PictureHikers in Black Star Canyon

​OC Parks’ Black Star Canyon Wilderness Park is located adjacent to Irvine Lake, northeast of Limestone Canyon on the Irvine Ranch Open Space Preserve. A gateway to the backcountry of the Cleveland National Forest and the northern Santa Ana Mountains, Black Star Canyon has a fascinating local history, stunning geological formations, and a variety of native wildlife.
In the late 1800s, the canyon was primarily used for beekeeping and was quarried for coal by the Black Star Mining Company, which is how the canyon received its name. Black Star Canyon was previously known as Cañon de los Indios or “Canyon of the Indians,” which was named for the Native American people who first settled there. Many tales have been passed down about previous residents and historical conflicts that ended in tragedy, leading some people to believe the area might be haunted.

​Black Star Canyon Wilderness Park is also known for a striking sedimentary rock formation called the Red Rocks. Formed approximately 20-40 million years ago during the Cenozoic Era, the Red Rocks developed their famous red color and jagged appearance over time due to the oxidation (or rust) of the sediment and the gradual uplift of the Santa Ana Mountains, as well as erosion.

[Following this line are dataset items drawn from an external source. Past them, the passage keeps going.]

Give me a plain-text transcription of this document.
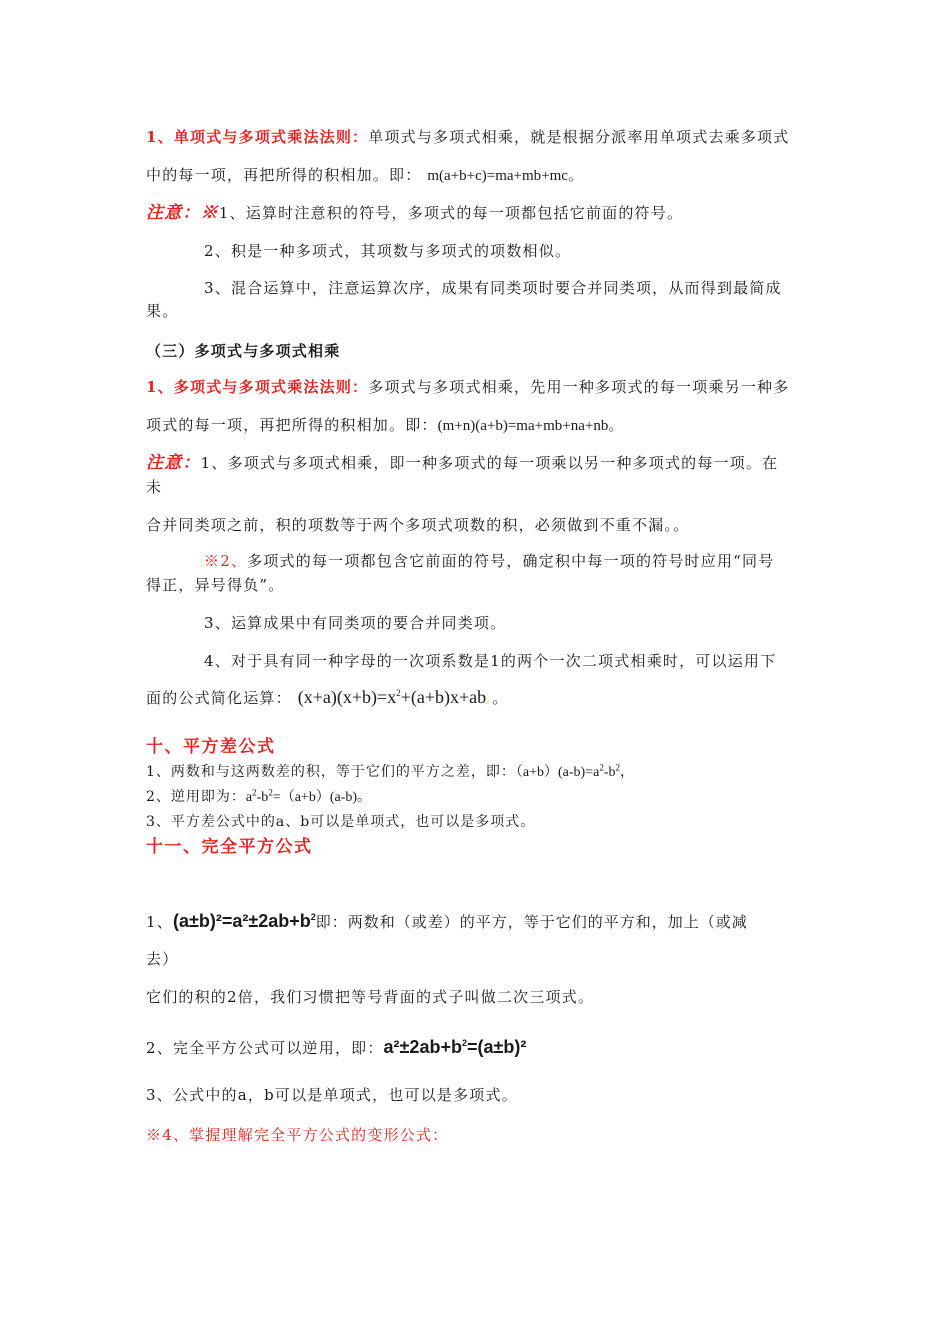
1、单项式与多项式乘法法则：单项式与多项式相乘，就是根据分派率用单项式去乘多项式
中的每一项，再把所得的积相加。即： m(a+b+c)=ma+mb+mc。
注意：※1、运算时注意积的符号，多项式的每一项都包括它前面的符号。
2、积是一种多项式，其项数与多项式的项数相似。
3、混合运算中，注意运算次序，成果有同类项时要合并同类项，从而得到最简成
果。
（三）多项式与多项式相乘
1、多项式与多项式乘法法则：多项式与多项式相乘，先用一种多项式的每一项乘另一种多
项式的每一项，再把所得的积相加。即：(m+n)(a+b)=ma+mb+na+nb。
注意：1、多项式与多项式相乘，即一种多项式的每一项乘以另一种多项式的每一项。在
未
合并同类项之前，积的项数等于两个多项式项数的积，必须做到不重不漏。。
※2、多项式的每一项都包含它前面的符号，确定积中每一项的符号时应用“同号
得正，异号得负”。
3、运算成果中有同类项的要合并同类项。
4、对于具有同一种字母的一次项系数是1的两个一次二项式相乘时，可以运用下
面的公式简化运算： $(x+a)(x+b)=x^2+(a+b)x+ab$。。
十、平方差公式
1、两数和与这两数差的积，等于它们的平方之差，即：$(a+b)(a-b)=a^2-b^2$，
2、逆用即为：$a^2-b^2=(a+b)(a-b)$。
3、平方差公式中的a、b可以是单项式，也可以是多项式。
十一、完全平方公式
1、$(a\pm b)^2=a^2\pm 2ab+b^2$即：两数和（或差）的平方，等于它们的平方和，加上（或减
去）
它们的积的2倍，我们习惯把等号背面的式子叫做二次三项式。
2、完全平方公式可以逆用，即：$a^2\pm 2ab+b^2=(a\pm b)^2$
3、公式中的a，b可以是单项式，也可以是多项式。
※4、掌握理解完全平方公式的变形公式：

Many native animals make Black Star Canyon their home. The vast hillsides are made up of coastal sage scrub, riparian, and grassland habitats, and were once home to larger animals like grizzly bears. Today, a variety of native animals still roam the land including turkey vultures, Pacific tree frogs, Mexican free-tailed bats, striped garter snakes, and Southern Pacific rattlesnakes.